The unicameral Ontario legislature was in contrast to the proposal for Quebec, which would have a bicameral legislature, with an appointed upper house. Nova Scotia and New Brunswick would retain their bicameral legislatures. All four legislatures would continue to operate under the principle of responsible government, with the government drawn from the elected legislative assemblies.

==Related provisions of the Constitution Act, 1867==
Section 6 of the act split the Province of Canada into the two new provinces, Ontario and Quebec.

Section 70 of the Act provided that the Legislative Assembly would be composed of 82 members, using the electoral divisions set out in the First Schedule of the Constitution Act, 1867.

Section 81 of the Act provided that the Legislature was to be summoned no later than six months from the date the Constitution Act, 1867 came into force.

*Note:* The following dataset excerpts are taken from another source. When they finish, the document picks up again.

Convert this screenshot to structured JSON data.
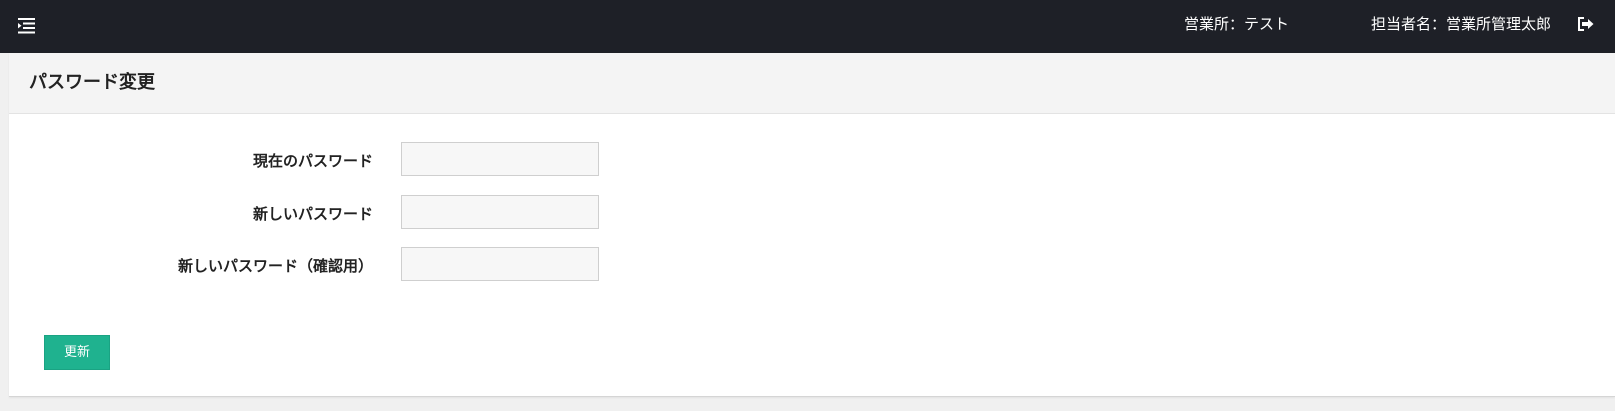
{
  "header": {
    "office_label": "営業所：テスト",
    "staff_label": "担当者名：営業所管理太郎",
    "icons": {
      "menu": "menu-toggle-icon",
      "logout": "sign-out-icon"
    }
  },
  "page": {
    "title": "パスワード変更"
  },
  "form": {
    "fields": [
      {
        "label": "現在のパスワード",
        "value": "",
        "placeholder": ""
      },
      {
        "label": "新しいパスワード",
        "value": "",
        "placeholder": ""
      },
      {
        "label": "新しいパスワード（確認用）",
        "value": "",
        "placeholder": ""
      }
    ],
    "submit_label": "更新"
  },
  "colors": {
    "topbar_bg": "#1e2027",
    "button_bg": "#1fb28f",
    "panel_header_bg": "#f4f4f4",
    "page_bg": "#f0f0f0"
  }
}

Section 82 of the Act provides that the Lieutenant Governor of Ontario has the power to summon the Legislative Assembly from time to time.

Section 83 of the Act prohibited individuals who hold provincial offices from sitting in the Legislative Assembly, other than the members of the Executive Council of Ontario.

Section 89 of the act provided the rules for the first provincial election, which was to be held at the same time as the first federal election.

Sections 92 to 95 of the Act set out the legislative authority of the provincial legislatures.